Here, sharding is used on a directed graph. This method can be adapted to an undirected graph by creating a directed graph where every edge goes both ways. You only need to read a single shard then to obtain all information about the vertices in that shard. This method of course comes at the expense of space since every undirected edge has to be stored as two directed edges. Is there a more efficient representation for streaming undirected graphs?

uhkiv

Here, the point of this data structure is to maximize disk utility when performing operations that only require a vertex's local neighborhood. Since the entire graph cannot fit in memory and random disk access is VERY expensive, we want to organize the graph into these intervals, so disk access pattern is more predictable (contiguous).

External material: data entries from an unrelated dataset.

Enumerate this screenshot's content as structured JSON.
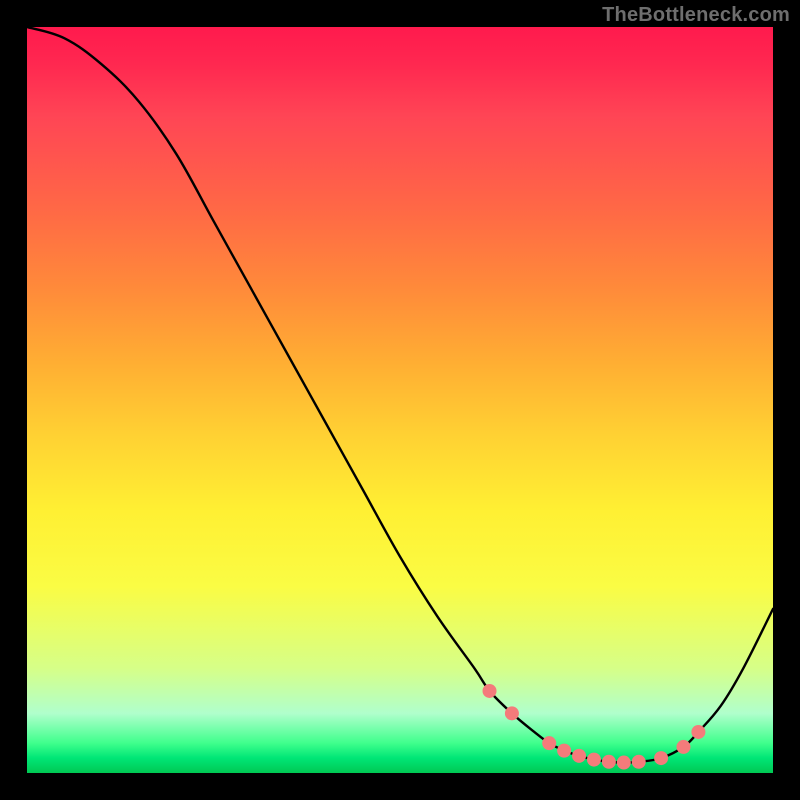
{
  "watermark": "TheBottleneck.com",
  "chart_data": {
    "type": "line",
    "title": "",
    "xlabel": "",
    "ylabel": "",
    "xlim": [
      0,
      100
    ],
    "ylim": [
      0,
      100
    ],
    "series": [
      {
        "name": "bottleneck-curve",
        "x": [
          0,
          5,
          10,
          15,
          20,
          25,
          30,
          35,
          40,
          45,
          50,
          55,
          60,
          62,
          65,
          68,
          70,
          72,
          74,
          76,
          78,
          80,
          82,
          85,
          88,
          90,
          93,
          96,
          100
        ],
        "y": [
          100,
          98.5,
          95,
          90,
          83,
          74,
          65,
          56,
          47,
          38,
          29,
          21,
          14,
          11,
          8,
          5.5,
          4,
          3,
          2.3,
          1.8,
          1.5,
          1.4,
          1.5,
          2,
          3.5,
          5.5,
          9,
          14,
          22
        ]
      }
    ],
    "markers": {
      "name": "highlight-dots",
      "color": "#f47b7b",
      "x": [
        62,
        65,
        70,
        72,
        74,
        76,
        78,
        80,
        82,
        85,
        88,
        90
      ],
      "y": [
        11,
        8,
        4,
        3,
        2.3,
        1.8,
        1.5,
        1.4,
        1.5,
        2,
        3.5,
        5.5
      ]
    }
  }
}
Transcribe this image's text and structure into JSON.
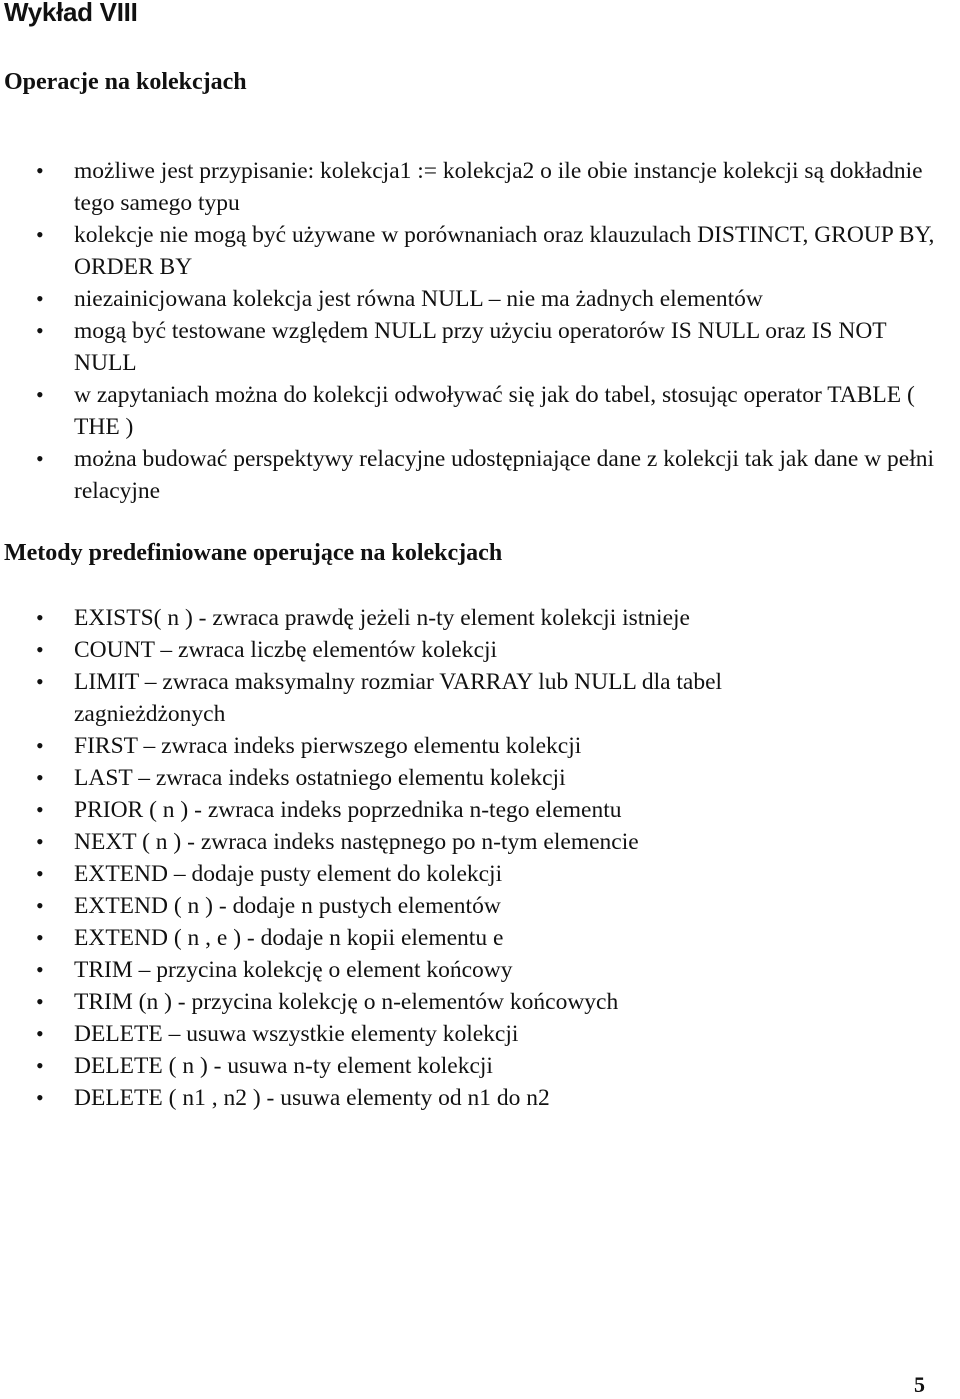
{
  "document": {
    "title": "Wykład VIII",
    "section1": {
      "heading": "Operacje na kolekcjach",
      "items": [
        "możliwe jest przypisanie: kolekcja1 := kolekcja2 o ile obie instancje kolekcji są dokładnie tego samego typu",
        "kolekcje nie mogą być używane w porównaniach oraz klauzulach DISTINCT, GROUP  BY, ORDER  BY",
        "niezainicjowana kolekcja jest równa NULL – nie ma żadnych elementów",
        "mogą być testowane względem NULL przy użyciu operatorów IS  NULL oraz IS NOT  NULL",
        "w zapytaniach można do kolekcji odwoływać się jak do tabel, stosując operator TABLE ( THE )",
        "można budować perspektywy relacyjne udostępniające dane z kolekcji tak jak dane w pełni relacyjne"
      ]
    },
    "section2": {
      "heading": "Metody predefiniowane operujące na kolekcjach",
      "items": [
        "EXISTS( n ) - zwraca prawdę jeżeli n-ty element kolekcji istnieje",
        "COUNT – zwraca liczbę elementów kolekcji",
        "LIMIT – zwraca maksymalny rozmiar VARRAY lub NULL dla tabel zagnieżdżonych",
        "FIRST – zwraca indeks pierwszego elementu kolekcji",
        "LAST – zwraca indeks ostatniego elementu kolekcji",
        "PRIOR ( n ) - zwraca indeks poprzednika n-tego elementu",
        "NEXT ( n ) - zwraca indeks następnego po n-tym elemencie",
        "EXTEND – dodaje pusty element do kolekcji",
        "EXTEND ( n ) - dodaje n pustych elementów",
        "EXTEND ( n , e ) - dodaje n kopii elementu e",
        "TRIM – przycina kolekcję o element końcowy",
        "TRIM (n ) - przycina kolekcję o n-elementów końcowych",
        "DELETE – usuwa wszystkie elementy kolekcji",
        "DELETE ( n ) - usuwa n-ty element kolekcji",
        "DELETE ( n1 , n2 ) - usuwa elementy od n1 do n2"
      ]
    },
    "bullet_glyph": "•",
    "page_number": "5"
  }
}
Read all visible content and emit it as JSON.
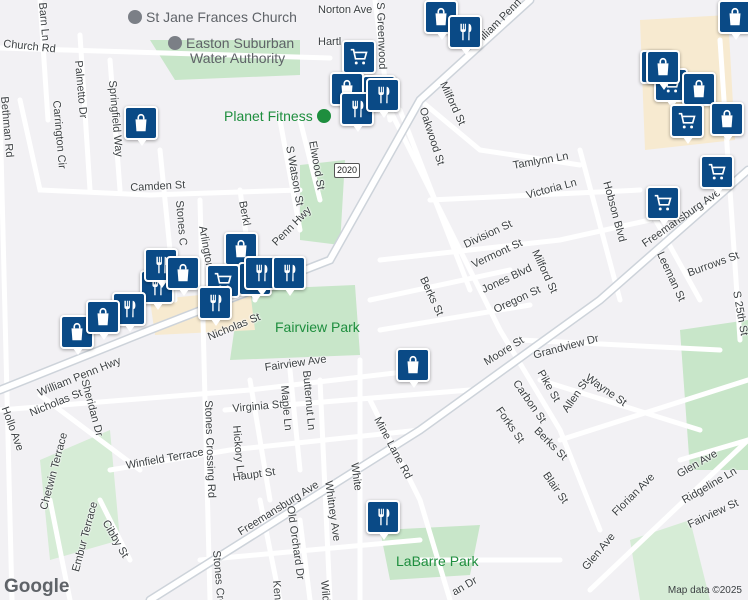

One other interesting thing is how this approach compares in terms of performance and complexity of that of using distributed systems. Sure, failure tolerance and consistency is a pain in the ass for the developer who writes the framework, but the end user won't feel much difference (since using DS underneath a language like Ligra would actually be a reasonable implementation, I think). Also, as we saw with web servers, hitting disk is worse then hitting network and accessing a in-memory cache. Anyone else have an opinion?

bwasti

@uhkiv, I agree a DS approach is likely better suited for this type of computation. It seems like the problem is almost entirely memory bound, which network latencies can easily trump disk latencies on. But as was stated in an earlier slide, the motivation behind this approach was because clustering machines is difficult/expensive.

benchoi

Are there cases where the structure of the graph leads to sharding with very uneven shard sizes, diminishing the benefits of this technique?

vrkrishn

Well from this article, it discusses how finding an ideal distribution of a graph onto many different memory banks is a difficult task and how different distributions of the same data can vastly change the communication overhead of computations on the graph:

http://jim.webber.name/2011/02/on-sharding-graph-databases/

crs

Is it possible to sort edges by value (or some key in general)? Does sort by source vertex id have other impacts? One thing I can think of is that destination vertices can be loaded faster but that does not seem to apply to sparse graph.